U.S. penalties on shippers transporting Russian oil in breach of the G7’s price cap could push more Russian cargoes onto vessels referred to as the ghost fleet and away from mainstream tankers, shipping sources and analysts told Reuters.
The cap bans Western companies from providing maritime services for Russian seaborne oil exports sold above $60 a barrel.
It was designed to keep oil flowing to markets while reducing Russia’s energy earnings that it can use to finance its war on Ukraine, but it has created a two-tier global shipping market.
One tier relies on vessels known as the ghost fleet that are past their traditional lifespans, meaning they are at greater risk of leaks and spills.
The other tier comprises mainstream vessels that use Western services for legal oil shipments, including from Russia under the terms of the price cap.
Most of the dozen industry insiders and analysts interviewed by Reuters said the United States’ enforcement of the price cap was likely to deter G7-owners from Russian crude trade, at least in the short term.
They cited the increased risks and costs of proving their cargoes are price-cap compliant and said the consequence could be that more ghost vessels are used for Russian shipments.
Western tanker owners have already reduced price cap shipments in recent months because of concerns a rally in global oil prices meant Russian crude values had exceeded the $60 a barrel limit.
Major shipowners including Teekay (NYSE:), Euronav (NYSE:) and Maersk, either did not immediately respond to Reuters’ requests for comment or declined to comment.
The proportion of Russian crude exports loaded onto EU-based vessels fell to around 20% in October from 35% in June, said Ioannis Papadimitriou of analytics firm Vortexa.
On Oct. 12, the White House for the first time since the introduction of the price cap in December, imposed sanctions on two tankers – registered in Turkey and the United Arab Emirates – it said for carrying Russian oil in breach of the cap while using U.S. services.
Shipowners may also be discouraged from Russian voyages if energy majors tighten vessel requirements because of the sanctions.
Big oil companies, including Shell (LON:) and BP (NYSE:), have already been avoiding tankers known to carry Russian crude, industry sources say.
U.S oil giant Exxon Mobil (NYSE:) found itself caught up in the furore as it had previously chartered one of the tankers the U.S. imposed sanctions on – the Yasa Golden Bosphorus.

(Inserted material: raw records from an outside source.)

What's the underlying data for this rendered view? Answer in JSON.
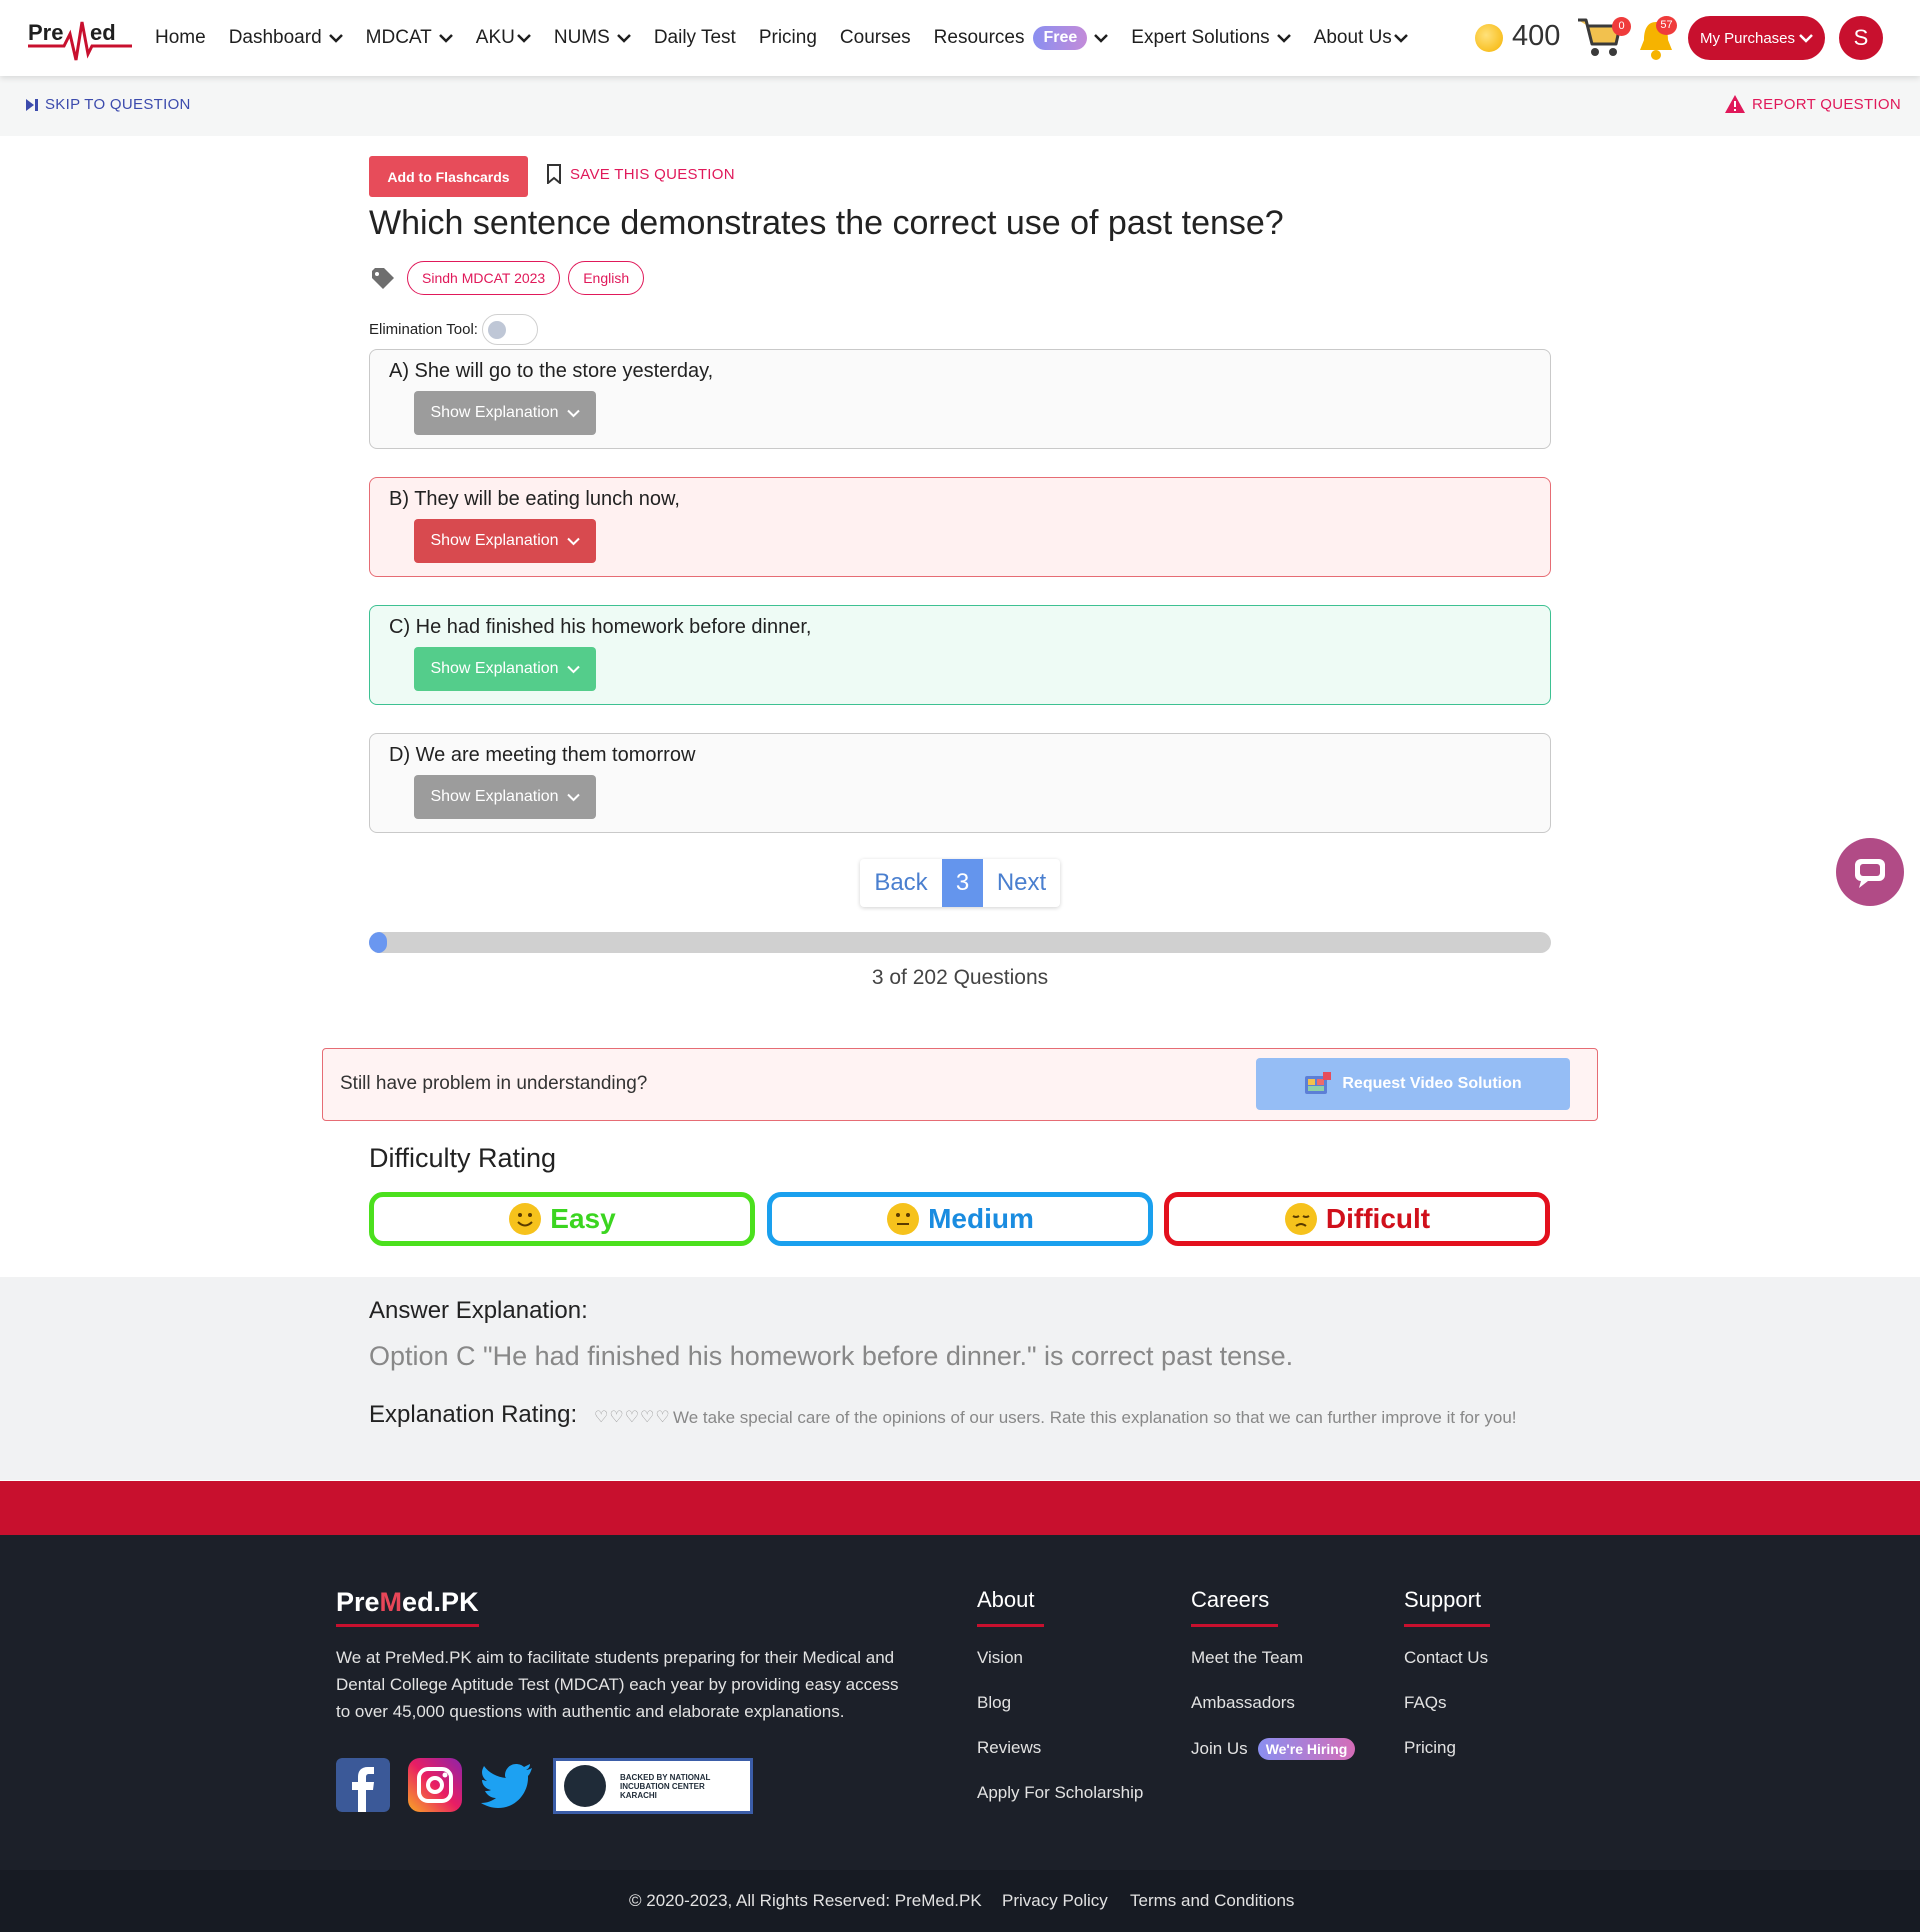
{
  "header": {
    "logo_text": "PreMed",
    "nav": [
      {
        "label": "Home",
        "has_dropdown": false
      },
      {
        "label": "Dashboard",
        "has_dropdown": true
      },
      {
        "label": "MDCAT",
        "has_dropdown": true
      },
      {
        "label": "AKU",
        "has_dropdown": true
      },
      {
        "label": "NUMS",
        "has_dropdown": true
      },
      {
        "label": "Daily Test",
        "has_dropdown": false
      },
      {
        "label": "Pricing",
        "has_dropdown": false
      },
      {
        "label": "Courses",
        "has_dropdown": false
      },
      {
        "label": "Resources",
        "badge": "Free",
        "has_dropdown": true
      },
      {
        "label": "Expert Solutions",
        "has_dropdown": true
      },
      {
        "label": "About Us",
        "has_dropdown": true
      }
    ],
    "coins": "400",
    "cart_count": "0",
    "notification_count": "57",
    "purchases_label": "My Purchases",
    "avatar_initial": "S"
  },
  "subbar": {
    "skip_label": "SKIP TO QUESTION",
    "report_label": "REPORT QUESTION"
  },
  "question": {
    "flashcards_label": "Add to Flashcards",
    "save_label": "SAVE THIS QUESTION",
    "title": "Which sentence demonstrates the correct use of past tense?",
    "tags": [
      "Sindh MDCAT 2023",
      "English"
    ],
    "elimination_label": "Elimination Tool:",
    "elimination_on": false,
    "explanation_button_label": "Show Explanation",
    "options": [
      {
        "text": "A) She will go to the store yesterday,",
        "state": "neutral"
      },
      {
        "text": "B) They will be eating lunch now,",
        "state": "wrong"
      },
      {
        "text": "C) He had finished his homework before dinner,",
        "state": "correct"
      },
      {
        "text": "D) We are meeting them tomorrow",
        "state": "neutral"
      }
    ]
  },
  "pager": {
    "back_label": "Back",
    "current": "3",
    "next_label": "Next"
  },
  "progress": {
    "current": 3,
    "total": 202,
    "label": "3 of 202 Questions"
  },
  "help": {
    "text": "Still have problem in understanding?",
    "button_label": "Request Video Solution"
  },
  "difficulty": {
    "title": "Difficulty Rating",
    "easy_label": "Easy",
    "medium_label": "Medium",
    "difficult_label": "Difficult"
  },
  "answer": {
    "title": "Answer Explanation:",
    "body": "Option C \"He had finished his homework before dinner.\" is correct past tense.",
    "rating_label": "Explanation Rating:",
    "rating_stars": "♡♡♡♡♡",
    "rating_text": "We take special care of the opinions of our users. Rate this explanation so that we can further improve it for you!"
  },
  "footer": {
    "brand_pre": "Pre",
    "brand_m": "M",
    "brand_post": "ed.PK",
    "description": "We at PreMed.PK aim to facilitate students preparing for their Medical and Dental College Aptitude Test (MDCAT) each year by providing easy access to over 45,000 questions with authentic and elaborate explanations.",
    "nic_text": "BACKED BY NATIONAL INCUBATION CENTER KARACHI",
    "about_title": "About",
    "about_links": [
      "Vision",
      "Blog",
      "Reviews",
      "Apply For Scholarship"
    ],
    "careers_title": "Careers",
    "careers_links": [
      "Meet the Team",
      "Ambassadors",
      "Join Us"
    ],
    "hiring_badge": "We're Hiring",
    "support_title": "Support",
    "support_links": [
      "Contact Us",
      "FAQs",
      "Pricing"
    ],
    "copyright": "© 2020-2023, All Rights Reserved: PreMed.PK",
    "privacy": "Privacy Policy",
    "terms": "Terms and Conditions"
  },
  "colors": {
    "brand_red": "#c8102e",
    "accent_pink": "#e0195a",
    "correct_green": "#54cd8b",
    "wrong_red": "#d84a4f",
    "pager_blue": "#6495ed"
  }
}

There was no suggestion Exxon breached any regulations.
As some of the largest movers of oil globally, it would be a “big disincentive” to independent G-7 based owners to continue with price cap voyages if energy majors were to avoid them, Mike Salthouse of NorthStandard P&I club said.
Increased scrutiny needed to avoid problems could make costs prohibitive.

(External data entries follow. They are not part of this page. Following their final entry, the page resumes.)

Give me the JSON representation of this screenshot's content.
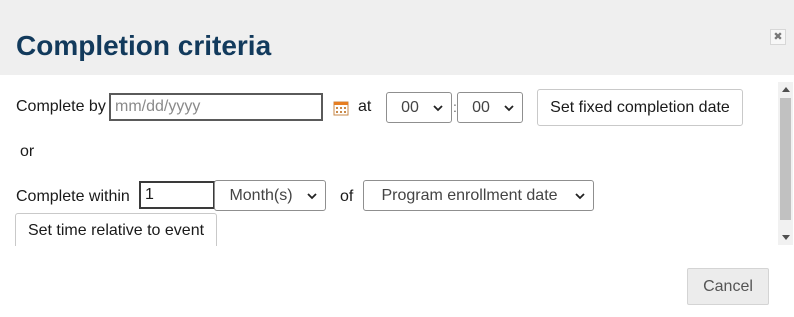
{
  "dialog": {
    "title": "Completion criteria",
    "close_icon": "close-icon"
  },
  "fixed_date": {
    "label": "Complete by",
    "date_placeholder": "mm/dd/yyyy",
    "date_value": "",
    "calendar_icon": "calendar-icon",
    "at_label": "at",
    "hour": "00",
    "minute": "00",
    "time_separator": ":",
    "set_button": "Set fixed completion date"
  },
  "or_label": "or",
  "relative": {
    "label": "Complete within",
    "amount": "1",
    "unit": "Month(s)",
    "of_label": "of",
    "event": "Program enrollment date",
    "set_button": "Set time relative to event"
  },
  "footer": {
    "cancel_label": "Cancel"
  },
  "colors": {
    "title": "#123a5c",
    "header_bg": "#efefef",
    "calendar_accent": "#e67e22"
  }
}
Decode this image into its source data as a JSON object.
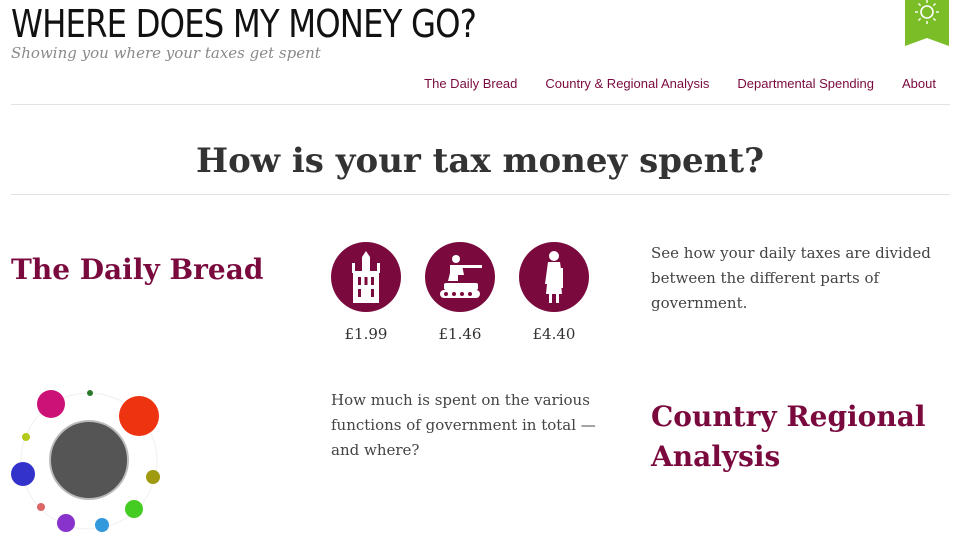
{
  "header": {
    "site_title": "WHERE DOES MY MONEY GO?",
    "tagline": "Showing you where your taxes get spent",
    "ribbon_color": "#7bbd26",
    "ribbon_icon": "sun-burst-icon"
  },
  "nav": {
    "items": [
      {
        "label": "The Daily Bread"
      },
      {
        "label": "Country & Regional Analysis"
      },
      {
        "label": "Departmental Spending"
      },
      {
        "label": "About"
      }
    ],
    "link_color": "#7a0a3e"
  },
  "main": {
    "headline": "How is your tax money spent?",
    "daily_bread": {
      "title": "The Daily Bread",
      "description": "See how your daily taxes are divided between the different parts of government.",
      "icons": [
        {
          "icon": "government-building-icon",
          "amount": "£1.99"
        },
        {
          "icon": "soldier-tank-icon",
          "amount": "£1.46"
        },
        {
          "icon": "elderly-person-icon",
          "amount": "£4.40"
        }
      ],
      "circle_color": "#7a0a3e"
    },
    "regional": {
      "title": "Country Regional Analysis",
      "description": "How much is spent on the various functions of government in total — and where?",
      "bubbles": [
        {
          "color": "#555555"
        },
        {
          "color": "#cc1177"
        },
        {
          "color": "#ee3311"
        },
        {
          "color": "#2a7a2a"
        },
        {
          "color": "#b5c91a"
        },
        {
          "color": "#3333cc"
        },
        {
          "color": "#a09a10"
        },
        {
          "color": "#44cc22"
        },
        {
          "color": "#dd6666"
        },
        {
          "color": "#8833cc"
        },
        {
          "color": "#3399dd"
        }
      ]
    }
  }
}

“Everyone is going to be triple checking everything they are doing is above board. That comes at a cost, and that drives freight rates higher,” energy consultants FGE told Reuters.
U.S. sanctions have already lifted freight rates, shipping sources told Reuters.
For instance, oil freight rates from Russia’s Baltic ports to India, had been particularly affected by the U.S. price cap action as India has been one of the main buyers of Russian fuel since the outbreak of the Ukraine war.
However, the impact of higher Russian freight rates has been masked by a global rise in freight costs as the potential for an escalating conflict in the Middle East added a risk premium to shipping.
In the short term, available ghost vessels could be in particular demand, making chartering them more expensive.
But in the longer term, increased purchases of secondhand vessels could swell the ghost fleet, Vortexa’s Papadimitriou said.
Ghost fleet vessels, which tend to be older, are covered by non-Western, rather than Western insurance, which the U.S. Treasury has warned about, given potential environmental risks.
“These ships may be unable to pay the costs of accidents in which they are involved, including oil spills, which entail tremendous environmental damage and safety risks and associated costs,” the Treasury said in an accompanying statement the day it imposed sanctions.
Shipowners will also weigh how serious sanctions on price-cap breaches are likely to be, industry insiders said.
Richard Bronze from Energy Aspects said the market has taken note that the imposition of the first sanctions focused on niche Russian crude grade Novy Port and the Pacific grade ESPO Blend, which are usually more expensive than Russia’s main export grade Urals.
The sanctions on the vessels involved in carrying Urals that sold above the cap could have sent a stronger signal, Bronze said.
Even so, some analysts say removing the price cap could be the way to really punish Russia.
Adi Imsirovic, director at consultant Surrey Clean Energy and a veteran oil trader, said that if the G7 really wanted to hurt Russia it should remove the cap, let the EU/UK sanctions work, and deploy secondary sanctions against those companies and countries that buy Russian oil.
But he said that was very unlikely because the price cap at least allows Russian oil to flow, thereby moderating international prices.
“The Biden administration is already reeling from higher oil prices compounded by the unrest in Gaza, potentially spreading to a wider Middle Eastern conflict. The last thing the administration wants is even higher crude prices in the global market, leading to higher gasoline prices in the US,” he said.